Un ejemplo cotidiano: recibimos un estímulo que provoca una emoción. Una emoción es, en resumidas cuentas, una concatenación de acciones corporales acompañadas de ciertos modos de cognición y pensamiento. Digamos que algún elemento en nuestro entorno nos causa miedo o ansiedad. La amígdala informa al hipotálamo y al tallo cerebral de una posible amenaza, consecuentemente aumentan los latidos del corazón, la presión arterial y el patrón respiratorio. Paralelamente, hormonas como la adrenalina y el cortisol son secretadas hasta llegar a la sangre, cambiando nuestro perfil metabólico.
Todo este proceso modifica radicalmente la manera en la que nos sentimos y percibimos la realidad. Si nos comportásemos de manera reactiva, sería imposible hablar de libre albedrío, estaríamos atados a la agresividad de nuestra condición física actual y cualquier acción posterior sería un producto del guion evolutivo pautado por el miedo. Sin embargo, al poder utilizar al razonamiento como una herramienta de discernimiento y observación, podemos desprendernos de ese código biológico. Entonces es posible reconocer los mencionados patrones corporales como simples apariciones en la conciencia e ignorarlos si así nos conviene. Este principio es aplicable a todo el rango de las emociones y demás sensaciones e impulsos.

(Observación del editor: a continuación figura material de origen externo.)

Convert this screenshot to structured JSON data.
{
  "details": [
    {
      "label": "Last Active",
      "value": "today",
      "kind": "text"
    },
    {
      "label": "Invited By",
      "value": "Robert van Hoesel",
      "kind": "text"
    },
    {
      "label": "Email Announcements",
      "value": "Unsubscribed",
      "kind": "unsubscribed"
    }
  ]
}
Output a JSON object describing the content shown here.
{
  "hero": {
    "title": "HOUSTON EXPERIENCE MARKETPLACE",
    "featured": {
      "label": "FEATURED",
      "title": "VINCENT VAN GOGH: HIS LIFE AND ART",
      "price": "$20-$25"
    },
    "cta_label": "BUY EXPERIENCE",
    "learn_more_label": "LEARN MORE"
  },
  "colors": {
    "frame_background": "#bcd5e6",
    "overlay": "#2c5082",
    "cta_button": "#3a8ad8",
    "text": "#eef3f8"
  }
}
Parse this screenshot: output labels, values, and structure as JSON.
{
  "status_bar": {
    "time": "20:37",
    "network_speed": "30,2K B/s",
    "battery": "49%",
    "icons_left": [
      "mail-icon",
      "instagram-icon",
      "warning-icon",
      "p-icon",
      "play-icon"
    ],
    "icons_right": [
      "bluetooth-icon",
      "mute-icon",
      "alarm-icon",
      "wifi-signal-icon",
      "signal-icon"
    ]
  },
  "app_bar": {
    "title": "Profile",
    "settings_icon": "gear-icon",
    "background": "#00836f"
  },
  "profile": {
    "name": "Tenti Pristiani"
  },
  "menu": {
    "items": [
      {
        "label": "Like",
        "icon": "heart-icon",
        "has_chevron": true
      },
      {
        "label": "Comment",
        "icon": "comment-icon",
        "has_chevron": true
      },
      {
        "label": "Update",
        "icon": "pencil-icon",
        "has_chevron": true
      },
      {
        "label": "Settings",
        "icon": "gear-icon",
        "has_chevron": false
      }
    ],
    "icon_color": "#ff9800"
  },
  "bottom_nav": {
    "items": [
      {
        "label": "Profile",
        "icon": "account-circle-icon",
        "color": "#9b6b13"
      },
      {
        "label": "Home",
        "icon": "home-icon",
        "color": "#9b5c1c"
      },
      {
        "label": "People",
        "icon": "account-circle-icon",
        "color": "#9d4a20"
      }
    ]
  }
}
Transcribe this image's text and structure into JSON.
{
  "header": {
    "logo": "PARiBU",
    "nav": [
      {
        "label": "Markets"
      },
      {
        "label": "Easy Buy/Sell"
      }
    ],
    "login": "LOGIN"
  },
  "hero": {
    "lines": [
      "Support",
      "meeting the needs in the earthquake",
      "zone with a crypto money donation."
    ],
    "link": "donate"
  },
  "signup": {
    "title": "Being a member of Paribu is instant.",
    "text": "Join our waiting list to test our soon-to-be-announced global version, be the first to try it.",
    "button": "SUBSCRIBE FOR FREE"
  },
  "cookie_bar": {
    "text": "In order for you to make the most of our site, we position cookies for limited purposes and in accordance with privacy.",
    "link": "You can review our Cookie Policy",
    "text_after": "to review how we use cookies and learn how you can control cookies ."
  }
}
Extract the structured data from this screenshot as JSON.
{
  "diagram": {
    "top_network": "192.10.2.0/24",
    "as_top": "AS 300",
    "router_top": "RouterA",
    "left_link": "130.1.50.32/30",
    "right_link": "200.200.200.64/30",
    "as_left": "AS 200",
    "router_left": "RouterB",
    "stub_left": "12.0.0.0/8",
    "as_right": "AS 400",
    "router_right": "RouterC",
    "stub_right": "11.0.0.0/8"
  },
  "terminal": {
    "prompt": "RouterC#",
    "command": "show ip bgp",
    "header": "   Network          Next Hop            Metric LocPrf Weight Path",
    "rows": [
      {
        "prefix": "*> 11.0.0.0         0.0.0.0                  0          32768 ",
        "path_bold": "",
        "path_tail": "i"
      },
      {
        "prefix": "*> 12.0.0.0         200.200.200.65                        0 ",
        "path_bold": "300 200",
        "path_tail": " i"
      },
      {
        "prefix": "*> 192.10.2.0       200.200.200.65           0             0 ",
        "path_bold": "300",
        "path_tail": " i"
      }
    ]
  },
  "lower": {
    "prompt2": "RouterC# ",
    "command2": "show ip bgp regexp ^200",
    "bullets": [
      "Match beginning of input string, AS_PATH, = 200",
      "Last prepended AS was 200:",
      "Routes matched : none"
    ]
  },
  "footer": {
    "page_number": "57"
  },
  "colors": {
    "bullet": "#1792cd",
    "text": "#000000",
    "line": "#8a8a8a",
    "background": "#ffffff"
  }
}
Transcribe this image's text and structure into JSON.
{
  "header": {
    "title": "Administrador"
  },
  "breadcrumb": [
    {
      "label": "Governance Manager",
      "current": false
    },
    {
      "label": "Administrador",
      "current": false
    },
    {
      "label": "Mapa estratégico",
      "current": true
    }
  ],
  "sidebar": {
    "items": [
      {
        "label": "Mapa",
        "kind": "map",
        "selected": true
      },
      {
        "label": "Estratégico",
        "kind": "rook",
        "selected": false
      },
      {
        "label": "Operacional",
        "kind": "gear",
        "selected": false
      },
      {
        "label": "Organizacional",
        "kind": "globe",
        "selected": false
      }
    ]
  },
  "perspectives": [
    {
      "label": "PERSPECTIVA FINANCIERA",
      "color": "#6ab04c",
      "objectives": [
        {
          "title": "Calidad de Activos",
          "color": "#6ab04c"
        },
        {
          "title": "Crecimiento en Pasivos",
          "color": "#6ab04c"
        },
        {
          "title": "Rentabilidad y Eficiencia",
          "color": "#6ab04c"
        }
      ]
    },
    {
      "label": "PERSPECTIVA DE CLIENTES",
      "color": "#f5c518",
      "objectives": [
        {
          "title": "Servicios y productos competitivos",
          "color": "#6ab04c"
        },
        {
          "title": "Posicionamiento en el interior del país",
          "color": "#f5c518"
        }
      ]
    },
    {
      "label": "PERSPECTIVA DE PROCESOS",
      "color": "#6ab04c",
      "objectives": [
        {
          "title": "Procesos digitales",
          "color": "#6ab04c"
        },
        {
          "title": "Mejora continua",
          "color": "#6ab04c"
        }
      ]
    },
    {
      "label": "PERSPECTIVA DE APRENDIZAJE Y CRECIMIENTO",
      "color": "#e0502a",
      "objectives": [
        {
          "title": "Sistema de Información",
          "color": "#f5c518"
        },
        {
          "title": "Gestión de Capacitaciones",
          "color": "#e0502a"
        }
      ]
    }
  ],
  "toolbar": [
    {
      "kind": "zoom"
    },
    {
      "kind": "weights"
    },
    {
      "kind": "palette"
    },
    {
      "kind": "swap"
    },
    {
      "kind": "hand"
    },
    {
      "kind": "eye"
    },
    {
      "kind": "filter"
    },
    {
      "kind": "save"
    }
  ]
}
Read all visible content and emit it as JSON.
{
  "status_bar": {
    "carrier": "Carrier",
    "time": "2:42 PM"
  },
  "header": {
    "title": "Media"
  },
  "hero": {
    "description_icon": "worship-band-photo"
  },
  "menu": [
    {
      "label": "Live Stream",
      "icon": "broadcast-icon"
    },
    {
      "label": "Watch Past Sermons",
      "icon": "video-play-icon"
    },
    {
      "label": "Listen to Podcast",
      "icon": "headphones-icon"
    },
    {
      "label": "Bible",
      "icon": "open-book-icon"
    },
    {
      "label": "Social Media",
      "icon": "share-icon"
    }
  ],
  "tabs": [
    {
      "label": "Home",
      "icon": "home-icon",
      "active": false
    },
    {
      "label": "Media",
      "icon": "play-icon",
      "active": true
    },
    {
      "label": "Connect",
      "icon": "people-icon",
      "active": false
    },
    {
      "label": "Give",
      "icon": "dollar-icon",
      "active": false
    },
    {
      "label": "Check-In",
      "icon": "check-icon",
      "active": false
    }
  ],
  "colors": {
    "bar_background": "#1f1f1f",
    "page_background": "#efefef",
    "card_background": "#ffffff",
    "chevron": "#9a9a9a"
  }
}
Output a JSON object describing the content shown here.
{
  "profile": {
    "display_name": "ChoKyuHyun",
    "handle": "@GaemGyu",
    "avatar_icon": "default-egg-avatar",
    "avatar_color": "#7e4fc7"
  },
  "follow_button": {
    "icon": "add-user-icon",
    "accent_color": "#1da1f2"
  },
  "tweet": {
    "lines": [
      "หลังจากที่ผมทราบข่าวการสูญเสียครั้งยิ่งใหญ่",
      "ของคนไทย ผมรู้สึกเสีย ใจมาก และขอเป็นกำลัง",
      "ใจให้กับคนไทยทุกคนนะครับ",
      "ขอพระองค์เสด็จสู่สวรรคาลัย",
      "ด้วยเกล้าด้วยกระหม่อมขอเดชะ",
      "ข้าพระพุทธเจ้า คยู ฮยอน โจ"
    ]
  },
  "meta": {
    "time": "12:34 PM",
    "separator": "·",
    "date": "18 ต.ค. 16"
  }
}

¿Podemos hablar de libre albedrío en este momento únicamente porque la razón tomó el control? Pareciera que es entonces cuando más nos acercamos a este concepto tan inasible, aunque dicha libertad nunca deja de ser limitada, parcial. Aún asumiendo que nuestra habilidad cognitiva facilita un distanciamiento del determinismo físico, no deja de ser cierto que las imágenes mentales en las que basamos nuestras decisiones más racionales llegan a nosotros desde la insondable distancia del inconsciente. Estas imágenes residen en lo que el neurocientífico Antonio Damasio llama «zonas de convergencia y divergencia», un espacio disposicional cerebral en el que arbitrariamente se graban algunas de nuestras experiencias pasadas con el objetivo de crear una autobiografía. Esta es en todo momento la materia prima que la razón utiliza en la toma de decisiones, con lo cual nuestro discernimiento queda claramente limitado por el capital de la memoria.
Difícil dar una respuesta clara a una pregunta milenaria. Únicamente me atrevería a decir que al no poder influenciar las determinaciones de la socialización, la genética y el mundo material en general, queda solo la propia conciencia como último bastión para defender nuestra capacidad volitiva. Pero esa trinchera es frágil también, dado que independizarnos de nuestras predisposiciones neurológicas es imposible y es aparentemente ahí, en esa maleza neuronal, que pareciera estar el titiritero.